On the management side, too, she finds she has received the support she has needed in her career.
− Few people are confident when they are very young, and it's good to have someone who sees you and can say I believe in you. Take a stand and I'll support you on it. And as you get older, it's a different support, and I experience that both at the department and at the faculty, she says.
Cohesion between work and family life
Although Lone is buried in a wide range of research projects and collaborations in her day-to-day life, she also finds time to work with sustainability in areas that are almost in the interface of work and leisure. She has had several collaborative projects with artists, such as at the Museum of Modern Art in Aalborg where she, a colleague and an artist developed a ball track to give children and young people a greater understanding of the consumption of planet resources.
− It’s really fun and rewarding to work with artists.
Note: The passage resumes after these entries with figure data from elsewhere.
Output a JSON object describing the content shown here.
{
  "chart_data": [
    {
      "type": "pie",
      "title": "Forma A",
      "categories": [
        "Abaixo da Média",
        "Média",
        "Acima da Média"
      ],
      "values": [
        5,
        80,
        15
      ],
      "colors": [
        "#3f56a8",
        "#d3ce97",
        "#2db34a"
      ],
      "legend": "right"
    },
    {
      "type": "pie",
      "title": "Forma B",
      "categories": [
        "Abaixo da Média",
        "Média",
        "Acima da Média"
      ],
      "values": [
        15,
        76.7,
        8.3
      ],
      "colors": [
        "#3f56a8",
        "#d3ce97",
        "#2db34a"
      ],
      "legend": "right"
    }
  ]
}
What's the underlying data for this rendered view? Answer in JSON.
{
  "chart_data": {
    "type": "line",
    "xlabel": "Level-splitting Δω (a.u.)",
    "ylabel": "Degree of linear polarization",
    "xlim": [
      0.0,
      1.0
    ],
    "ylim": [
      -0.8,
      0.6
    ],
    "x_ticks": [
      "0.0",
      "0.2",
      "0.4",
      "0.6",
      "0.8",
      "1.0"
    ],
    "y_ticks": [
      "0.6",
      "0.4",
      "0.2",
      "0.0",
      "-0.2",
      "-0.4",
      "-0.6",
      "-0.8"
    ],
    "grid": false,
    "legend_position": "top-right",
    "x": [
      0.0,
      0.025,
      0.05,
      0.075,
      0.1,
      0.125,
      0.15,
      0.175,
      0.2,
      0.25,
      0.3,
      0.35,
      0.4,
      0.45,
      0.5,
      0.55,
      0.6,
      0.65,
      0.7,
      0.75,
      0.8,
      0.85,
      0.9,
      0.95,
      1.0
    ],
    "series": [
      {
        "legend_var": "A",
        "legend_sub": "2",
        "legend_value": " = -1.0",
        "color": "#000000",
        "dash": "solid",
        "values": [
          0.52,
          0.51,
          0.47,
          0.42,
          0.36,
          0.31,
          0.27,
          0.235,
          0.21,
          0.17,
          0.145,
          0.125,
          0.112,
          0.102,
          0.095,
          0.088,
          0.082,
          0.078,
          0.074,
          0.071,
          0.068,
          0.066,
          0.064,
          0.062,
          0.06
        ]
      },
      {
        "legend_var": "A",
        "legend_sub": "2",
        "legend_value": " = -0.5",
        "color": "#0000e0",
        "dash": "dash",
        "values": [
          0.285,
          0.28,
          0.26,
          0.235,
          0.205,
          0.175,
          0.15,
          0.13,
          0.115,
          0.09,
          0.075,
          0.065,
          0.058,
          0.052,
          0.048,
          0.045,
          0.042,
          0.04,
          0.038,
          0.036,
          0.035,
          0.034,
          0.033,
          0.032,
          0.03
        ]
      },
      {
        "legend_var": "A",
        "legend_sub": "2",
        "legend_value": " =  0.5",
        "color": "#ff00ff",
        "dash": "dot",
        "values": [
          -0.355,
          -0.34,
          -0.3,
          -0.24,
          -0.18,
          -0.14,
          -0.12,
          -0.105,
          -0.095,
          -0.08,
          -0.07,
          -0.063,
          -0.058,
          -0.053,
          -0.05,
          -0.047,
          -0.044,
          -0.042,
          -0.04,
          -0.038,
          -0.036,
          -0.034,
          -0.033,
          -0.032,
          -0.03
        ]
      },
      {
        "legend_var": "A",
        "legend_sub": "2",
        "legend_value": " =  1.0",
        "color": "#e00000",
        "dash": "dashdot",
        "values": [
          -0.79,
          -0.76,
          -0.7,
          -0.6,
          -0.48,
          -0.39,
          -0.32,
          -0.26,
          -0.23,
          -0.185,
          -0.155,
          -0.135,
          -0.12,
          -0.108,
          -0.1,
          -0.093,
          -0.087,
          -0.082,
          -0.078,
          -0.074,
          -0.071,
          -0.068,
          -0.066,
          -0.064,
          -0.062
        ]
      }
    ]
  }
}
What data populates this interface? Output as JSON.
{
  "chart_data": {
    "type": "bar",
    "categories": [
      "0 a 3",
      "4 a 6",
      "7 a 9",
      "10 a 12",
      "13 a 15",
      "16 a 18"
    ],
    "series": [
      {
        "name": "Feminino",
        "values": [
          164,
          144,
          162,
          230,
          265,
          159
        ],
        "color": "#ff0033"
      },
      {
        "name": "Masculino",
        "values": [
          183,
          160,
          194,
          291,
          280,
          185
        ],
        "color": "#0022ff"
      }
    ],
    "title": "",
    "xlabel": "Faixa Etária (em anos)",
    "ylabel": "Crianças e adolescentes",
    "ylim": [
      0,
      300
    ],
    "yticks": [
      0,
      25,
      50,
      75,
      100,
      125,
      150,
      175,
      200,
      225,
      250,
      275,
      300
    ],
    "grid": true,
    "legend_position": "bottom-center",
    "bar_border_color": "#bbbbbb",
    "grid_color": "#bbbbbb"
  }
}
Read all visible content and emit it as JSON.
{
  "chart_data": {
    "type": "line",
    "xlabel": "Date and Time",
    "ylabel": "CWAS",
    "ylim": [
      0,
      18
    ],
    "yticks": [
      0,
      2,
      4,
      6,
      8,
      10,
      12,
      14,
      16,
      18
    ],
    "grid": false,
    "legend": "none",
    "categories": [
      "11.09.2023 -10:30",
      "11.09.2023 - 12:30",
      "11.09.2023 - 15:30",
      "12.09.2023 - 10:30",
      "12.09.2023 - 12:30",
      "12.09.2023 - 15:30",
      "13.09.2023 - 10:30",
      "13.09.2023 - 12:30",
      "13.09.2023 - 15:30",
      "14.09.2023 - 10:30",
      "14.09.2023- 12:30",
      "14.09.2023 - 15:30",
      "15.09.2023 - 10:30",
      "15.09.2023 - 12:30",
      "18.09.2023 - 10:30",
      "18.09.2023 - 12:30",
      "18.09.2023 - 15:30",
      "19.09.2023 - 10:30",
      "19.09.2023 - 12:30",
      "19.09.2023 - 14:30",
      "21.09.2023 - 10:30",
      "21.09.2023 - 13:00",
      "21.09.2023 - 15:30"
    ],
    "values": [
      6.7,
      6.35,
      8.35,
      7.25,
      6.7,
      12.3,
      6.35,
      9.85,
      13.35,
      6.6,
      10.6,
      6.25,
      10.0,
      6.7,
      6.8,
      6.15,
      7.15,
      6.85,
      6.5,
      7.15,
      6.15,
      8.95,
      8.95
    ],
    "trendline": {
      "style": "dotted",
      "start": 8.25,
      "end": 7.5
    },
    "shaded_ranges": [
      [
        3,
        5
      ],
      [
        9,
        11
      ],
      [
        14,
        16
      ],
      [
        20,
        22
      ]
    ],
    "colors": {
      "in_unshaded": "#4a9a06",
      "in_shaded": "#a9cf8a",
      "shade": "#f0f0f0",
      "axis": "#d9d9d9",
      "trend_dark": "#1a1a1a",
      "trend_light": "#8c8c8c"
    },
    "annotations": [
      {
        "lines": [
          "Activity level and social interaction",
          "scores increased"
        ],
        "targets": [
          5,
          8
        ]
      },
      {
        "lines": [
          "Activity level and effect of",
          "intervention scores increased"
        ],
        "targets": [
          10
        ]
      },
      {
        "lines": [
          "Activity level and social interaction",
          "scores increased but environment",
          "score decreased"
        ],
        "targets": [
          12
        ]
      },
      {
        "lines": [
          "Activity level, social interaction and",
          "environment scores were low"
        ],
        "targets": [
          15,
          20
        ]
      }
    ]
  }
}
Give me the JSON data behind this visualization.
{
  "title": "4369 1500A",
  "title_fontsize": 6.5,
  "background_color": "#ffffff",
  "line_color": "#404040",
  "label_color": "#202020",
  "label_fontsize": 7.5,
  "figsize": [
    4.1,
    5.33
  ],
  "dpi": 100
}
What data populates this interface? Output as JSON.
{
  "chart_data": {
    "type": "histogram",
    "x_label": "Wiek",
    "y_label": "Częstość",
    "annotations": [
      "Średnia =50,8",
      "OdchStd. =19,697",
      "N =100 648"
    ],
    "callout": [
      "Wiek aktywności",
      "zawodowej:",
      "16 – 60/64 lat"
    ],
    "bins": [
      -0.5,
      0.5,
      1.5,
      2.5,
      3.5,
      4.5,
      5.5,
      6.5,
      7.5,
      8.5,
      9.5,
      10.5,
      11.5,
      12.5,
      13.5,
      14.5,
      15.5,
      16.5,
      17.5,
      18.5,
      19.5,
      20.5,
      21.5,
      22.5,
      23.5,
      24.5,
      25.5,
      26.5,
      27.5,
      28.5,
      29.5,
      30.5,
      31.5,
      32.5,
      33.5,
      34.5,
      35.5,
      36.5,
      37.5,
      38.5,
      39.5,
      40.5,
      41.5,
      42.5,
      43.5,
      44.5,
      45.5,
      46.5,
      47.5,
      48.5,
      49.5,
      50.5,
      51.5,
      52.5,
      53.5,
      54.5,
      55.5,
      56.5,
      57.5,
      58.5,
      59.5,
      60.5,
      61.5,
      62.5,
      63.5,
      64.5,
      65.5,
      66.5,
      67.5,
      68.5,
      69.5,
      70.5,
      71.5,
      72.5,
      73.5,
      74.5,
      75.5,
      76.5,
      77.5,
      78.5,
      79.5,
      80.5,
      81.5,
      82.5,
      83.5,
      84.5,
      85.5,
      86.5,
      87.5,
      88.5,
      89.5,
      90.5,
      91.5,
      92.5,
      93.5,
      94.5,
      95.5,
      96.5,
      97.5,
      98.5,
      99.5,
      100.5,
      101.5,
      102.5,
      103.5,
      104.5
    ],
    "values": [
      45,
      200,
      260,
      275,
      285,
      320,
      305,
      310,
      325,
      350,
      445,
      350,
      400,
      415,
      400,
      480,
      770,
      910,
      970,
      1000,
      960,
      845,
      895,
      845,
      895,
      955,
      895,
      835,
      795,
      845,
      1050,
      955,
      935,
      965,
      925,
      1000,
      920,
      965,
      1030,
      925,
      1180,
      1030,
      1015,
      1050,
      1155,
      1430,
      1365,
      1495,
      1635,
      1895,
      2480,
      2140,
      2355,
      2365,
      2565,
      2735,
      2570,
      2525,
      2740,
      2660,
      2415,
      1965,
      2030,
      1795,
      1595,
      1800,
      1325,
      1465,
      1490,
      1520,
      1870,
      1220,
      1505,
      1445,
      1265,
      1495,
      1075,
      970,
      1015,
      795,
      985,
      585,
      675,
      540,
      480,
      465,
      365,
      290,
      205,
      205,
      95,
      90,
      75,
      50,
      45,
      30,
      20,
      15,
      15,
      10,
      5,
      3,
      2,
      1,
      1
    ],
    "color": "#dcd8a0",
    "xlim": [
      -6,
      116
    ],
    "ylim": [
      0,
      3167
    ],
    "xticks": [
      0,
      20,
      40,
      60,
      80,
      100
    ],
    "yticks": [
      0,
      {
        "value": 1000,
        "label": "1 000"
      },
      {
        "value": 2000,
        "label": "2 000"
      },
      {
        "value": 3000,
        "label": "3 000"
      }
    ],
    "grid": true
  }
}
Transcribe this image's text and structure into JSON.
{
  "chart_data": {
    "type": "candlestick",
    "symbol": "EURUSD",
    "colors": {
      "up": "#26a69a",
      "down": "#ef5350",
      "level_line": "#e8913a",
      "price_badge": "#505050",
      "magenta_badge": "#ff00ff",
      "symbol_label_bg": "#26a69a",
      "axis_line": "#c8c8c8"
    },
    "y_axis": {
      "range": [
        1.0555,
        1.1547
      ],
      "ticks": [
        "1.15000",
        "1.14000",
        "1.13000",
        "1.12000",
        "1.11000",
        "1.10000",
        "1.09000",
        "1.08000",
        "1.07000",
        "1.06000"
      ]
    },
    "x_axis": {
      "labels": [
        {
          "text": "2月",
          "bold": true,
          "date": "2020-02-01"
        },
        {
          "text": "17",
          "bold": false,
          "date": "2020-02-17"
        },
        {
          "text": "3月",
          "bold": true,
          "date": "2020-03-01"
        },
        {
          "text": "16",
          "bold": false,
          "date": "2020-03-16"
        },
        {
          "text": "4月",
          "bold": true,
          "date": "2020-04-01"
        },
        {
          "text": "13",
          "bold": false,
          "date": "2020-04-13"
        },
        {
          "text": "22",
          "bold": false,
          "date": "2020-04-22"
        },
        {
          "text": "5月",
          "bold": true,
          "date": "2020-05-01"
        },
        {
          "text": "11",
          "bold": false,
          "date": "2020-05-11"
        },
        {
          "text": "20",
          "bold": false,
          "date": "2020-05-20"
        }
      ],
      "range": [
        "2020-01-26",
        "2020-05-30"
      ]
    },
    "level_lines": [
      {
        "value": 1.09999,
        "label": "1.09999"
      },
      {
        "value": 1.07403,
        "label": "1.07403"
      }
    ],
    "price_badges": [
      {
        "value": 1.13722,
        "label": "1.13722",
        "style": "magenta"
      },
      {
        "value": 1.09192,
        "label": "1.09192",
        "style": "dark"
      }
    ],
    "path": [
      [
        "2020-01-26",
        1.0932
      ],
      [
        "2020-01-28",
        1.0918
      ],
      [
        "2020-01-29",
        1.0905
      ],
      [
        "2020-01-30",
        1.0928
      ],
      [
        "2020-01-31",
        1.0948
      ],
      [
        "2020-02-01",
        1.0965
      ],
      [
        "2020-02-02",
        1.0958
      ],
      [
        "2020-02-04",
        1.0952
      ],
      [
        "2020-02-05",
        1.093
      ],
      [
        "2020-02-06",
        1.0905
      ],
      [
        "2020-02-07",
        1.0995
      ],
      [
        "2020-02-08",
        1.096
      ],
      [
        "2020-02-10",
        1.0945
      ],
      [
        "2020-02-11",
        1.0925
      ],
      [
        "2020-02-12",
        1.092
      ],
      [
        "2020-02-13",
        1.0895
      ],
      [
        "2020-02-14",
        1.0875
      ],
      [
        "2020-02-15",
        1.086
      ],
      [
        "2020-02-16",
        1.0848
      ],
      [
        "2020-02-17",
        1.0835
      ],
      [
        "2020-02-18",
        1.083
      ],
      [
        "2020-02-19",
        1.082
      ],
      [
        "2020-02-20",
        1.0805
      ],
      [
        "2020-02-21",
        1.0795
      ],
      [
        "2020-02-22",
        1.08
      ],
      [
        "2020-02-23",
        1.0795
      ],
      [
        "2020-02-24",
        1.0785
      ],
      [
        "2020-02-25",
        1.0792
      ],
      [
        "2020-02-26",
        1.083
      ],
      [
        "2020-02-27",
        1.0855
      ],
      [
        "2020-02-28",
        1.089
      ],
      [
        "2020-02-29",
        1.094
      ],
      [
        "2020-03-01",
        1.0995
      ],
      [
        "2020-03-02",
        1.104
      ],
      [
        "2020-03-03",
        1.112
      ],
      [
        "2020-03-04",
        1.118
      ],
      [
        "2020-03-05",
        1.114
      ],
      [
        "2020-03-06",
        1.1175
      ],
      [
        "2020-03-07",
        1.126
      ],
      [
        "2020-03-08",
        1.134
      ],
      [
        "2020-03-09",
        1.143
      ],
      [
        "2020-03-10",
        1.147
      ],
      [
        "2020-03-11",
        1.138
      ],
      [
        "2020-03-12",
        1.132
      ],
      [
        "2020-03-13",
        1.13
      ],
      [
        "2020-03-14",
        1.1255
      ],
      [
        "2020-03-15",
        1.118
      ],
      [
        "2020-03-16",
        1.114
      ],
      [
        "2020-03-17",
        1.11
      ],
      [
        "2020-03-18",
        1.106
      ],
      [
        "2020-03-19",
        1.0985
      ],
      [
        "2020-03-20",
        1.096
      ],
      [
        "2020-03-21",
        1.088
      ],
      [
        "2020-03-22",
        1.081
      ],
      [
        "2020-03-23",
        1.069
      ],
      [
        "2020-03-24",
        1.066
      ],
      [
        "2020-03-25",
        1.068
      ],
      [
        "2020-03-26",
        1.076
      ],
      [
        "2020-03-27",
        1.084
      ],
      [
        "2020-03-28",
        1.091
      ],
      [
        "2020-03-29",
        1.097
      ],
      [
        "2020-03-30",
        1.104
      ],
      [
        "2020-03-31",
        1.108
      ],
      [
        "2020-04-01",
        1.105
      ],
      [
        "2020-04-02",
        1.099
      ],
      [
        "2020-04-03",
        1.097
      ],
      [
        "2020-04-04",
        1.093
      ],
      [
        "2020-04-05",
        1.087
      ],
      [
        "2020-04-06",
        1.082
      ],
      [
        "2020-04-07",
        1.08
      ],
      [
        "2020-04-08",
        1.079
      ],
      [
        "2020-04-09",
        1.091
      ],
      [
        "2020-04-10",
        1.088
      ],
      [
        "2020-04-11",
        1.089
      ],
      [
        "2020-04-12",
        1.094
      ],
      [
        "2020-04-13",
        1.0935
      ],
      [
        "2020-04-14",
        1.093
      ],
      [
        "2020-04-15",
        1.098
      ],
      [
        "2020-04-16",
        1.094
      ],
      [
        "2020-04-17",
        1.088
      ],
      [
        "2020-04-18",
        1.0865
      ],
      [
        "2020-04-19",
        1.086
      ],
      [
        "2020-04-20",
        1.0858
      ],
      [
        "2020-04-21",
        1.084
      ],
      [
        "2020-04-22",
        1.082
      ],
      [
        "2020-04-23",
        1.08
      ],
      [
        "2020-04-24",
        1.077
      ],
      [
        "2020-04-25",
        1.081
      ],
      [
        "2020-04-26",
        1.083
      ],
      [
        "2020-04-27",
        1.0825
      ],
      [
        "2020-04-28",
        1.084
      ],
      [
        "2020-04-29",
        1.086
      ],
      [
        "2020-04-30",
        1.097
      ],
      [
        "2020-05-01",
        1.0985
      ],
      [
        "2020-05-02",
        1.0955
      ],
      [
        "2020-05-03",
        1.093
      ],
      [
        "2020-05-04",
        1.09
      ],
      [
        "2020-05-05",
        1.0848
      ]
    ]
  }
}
They have a completely different way of thinking and different methods. They operate on a more emotional level and get us to form images in a different way than research can, says Lone.
She sees it as a huge privilege to have the time and energy for gathering tours, art and all the other things she’s interested in. And of course be with her family.
− There is such mutual respect at AAU that we don’t function as a workplace unless we function in our personal lives. I have also heard from international colleagues that they think it’s great to be here because there is a culture of going home and being with your family. At one point I was in the United States for six months and I could see that it was a completely different way of working. It was perfectly normal for meetings to take place at six and seven in the evening. Maybe I take it very much for granted, I think, but we are privileged, no question.